How to let go of guilt and be happier at home
Guilt is the ultimate clutter. It takes up an awful lot of physical and mental real estate. It is one of the biggest obstacles to feeling happy at home and enjoying our space. In the home, guilt often manifests around physical possessions you no longer like, want or use (such as expensive or ill-fitting clothing, gifts, sentimental items and memorabilia etc) or items relating to unfinished projects.
Internally, guilt tends to show up in the form of the word ‘should’. I should hold onto these clothes I don’t wear anymore because I spent decent money on them, I should keep this gift I received even though I won’t use it, I should keep grandmother’s tablecloth even though it makes me feel terribly sad every time I see it.

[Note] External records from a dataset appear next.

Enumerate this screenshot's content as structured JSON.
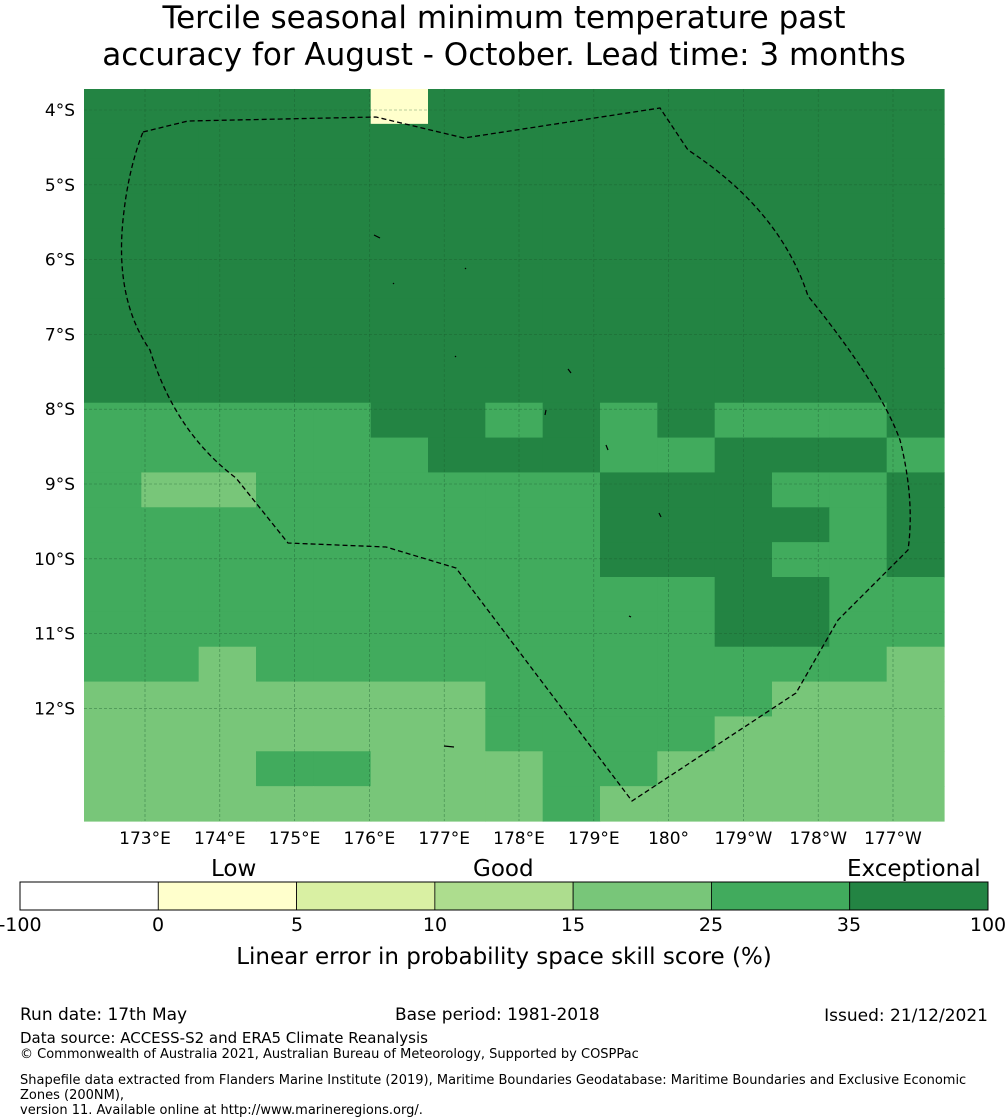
{
  "title_line1": "Tercile seasonal minimum temperature past",
  "title_line2": "accuracy for August - October. Lead time: 3 months",
  "map": {
    "lon_labels": [
      "173°E",
      "174°E",
      "175°E",
      "176°E",
      "177°E",
      "178°E",
      "179°E",
      "180°",
      "179°W",
      "178°W",
      "177°W"
    ],
    "lat_labels": [
      "4°S",
      "5°S",
      "6°S",
      "7°S",
      "8°S",
      "9°S",
      "10°S",
      "11°S",
      "12°S"
    ],
    "category_colors": [
      "#ffffff",
      "#ffffcc",
      "#d9f0a3",
      "#addd8e",
      "#78c679",
      "#41ab5d",
      "#238443"
    ],
    "grid_rows": [
      "666661666666666",
      "666666666666666",
      "666666666666666",
      "666666666666666",
      "666666666666666",
      "666666666666666",
      "666666666666666",
      "666666666666666",
      "666666666666666",
      "555556656565556",
      "555555666556665",
      "544555555666556",
      "555555555666656",
      "555555555666556",
      "555555555556655",
      "555555555556655",
      "554555555555554",
      "444444455555444",
      "444444455554444",
      "444554445544444",
      "444444445444444"
    ]
  },
  "colorbar": {
    "category_labels": [
      "Low",
      "Good",
      "Exceptional"
    ],
    "ticks": [
      "-100",
      "0",
      "5",
      "10",
      "15",
      "25",
      "35",
      "100"
    ],
    "colors": [
      "#ffffff",
      "#ffffcc",
      "#d9f0a3",
      "#addd8e",
      "#78c679",
      "#41ab5d",
      "#238443"
    ],
    "axis_label": "Linear error in probability space skill score (%)"
  },
  "footer": {
    "run_date": "Run date: 17th May",
    "base_period": "Base period: 1981-2018",
    "issued": "Issued: 21/12/2021",
    "data_source": "Data source: ACCESS-S2 and ERA5 Climate Reanalysis",
    "copyright": "© Commonwealth of Australia 2021, Australian Bureau of Meteorology, Supported by COSPPac",
    "shapefile_line1": "Shapefile data extracted from Flanders Marine Institute (2019), Maritime Boundaries Geodatabase: Maritime Boundaries and Exclusive Economic Zones (200NM),",
    "shapefile_line2": "version 11. Available online at http://www.marineregions.org/."
  }
}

‘Should’ speaks from a space of obligation, of resistance and reluctance. It deprives us of ease and agency. When we are making decisions based on guilt it’s hard to find satisfaction, fulfillment or peace at home because there is always something to do, or to keep, avoid or navigate around that makes us feel bad.
So how do we gently release the hold that guilt can have on us?

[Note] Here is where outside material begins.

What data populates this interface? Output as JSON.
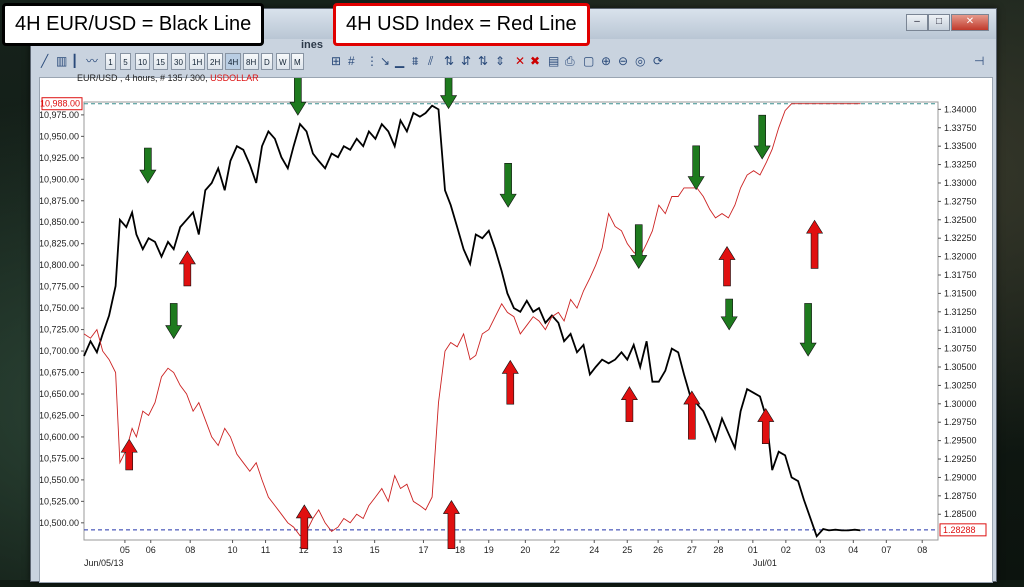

Here are a few suggestions on how to let go of the ‘shoulds’ and start living with more ease.
- Ask yourself the question – ‘Why?’ Next time you catch yourself saying, ‘I should ….’ ask yourself why. Why do you want to keep that item, undertake that project, buy that new thing, store that object etc? Asking yourself why can unearth your underlying motivations (such as worrying about what others will think, or feeling bad about having spent money on something, or having changed your mind), which can help provide some clarity around how to take action in a way that serves you better.
- Reframe it. Instead of saying ‘I should’ try replacing it with ‘I will’ or ‘ I want to’ . This gives you a greater sense of agency and an active frame of mind. You’re much less likely to resist or feel bad about doing something you want to do, or have decided to do.
- Consider what it’s costing you. What is the price of holding onto the guilt (and any associated objects and clutter taking up space in your life) – is it affecting your health, your relationships, your space, time, money? If it’s not worth the cost, it’s time to let it go.
- Give yourself permission to release the guilt. Whatever it is you’re holding onto, you’ve already paid enough. This is especially helpful to remind yourself when you’re clearing out your wardrobe! Clear out the mental and physical space that the guilt is taking up and allow yourself room for what matters and makes you happy in your life right now.
- Trust yourself. Guilt and the fear of regret often show up together. We hold onto things that no longer serve us because we worry we’ll regret letting them go in the future. Trust is a powerful ally in keeping the fear of regret at bay. Trust helps guide your decisions from a place of authenticity. When you trust that you have your best interests at heart it becomes easier to let go of what is holding you back.
- Practice gratitude. Guilt tends to live in the past and the future – either in things you did in the past, things that remind you of the past, or in things you think you should own or activities you should do. Enjoyment, ease and satisfaction live in the present. When you make time to notice and appreciate the good you already have in your home (shelter, comfort, a place to rest and spend time with loved ones) you can enjoy your space from a place of presence rather than guilt.
Depending on the source, guilt may or may not be visible in your home and your life but it has weight. Your soul feels it even if you might not consciously be aware of it.
When you let go of the guilt you’ll feel so much lighter and clearer. You’ll create space in your head and your home for what is truly important and for what makes you feel good right now.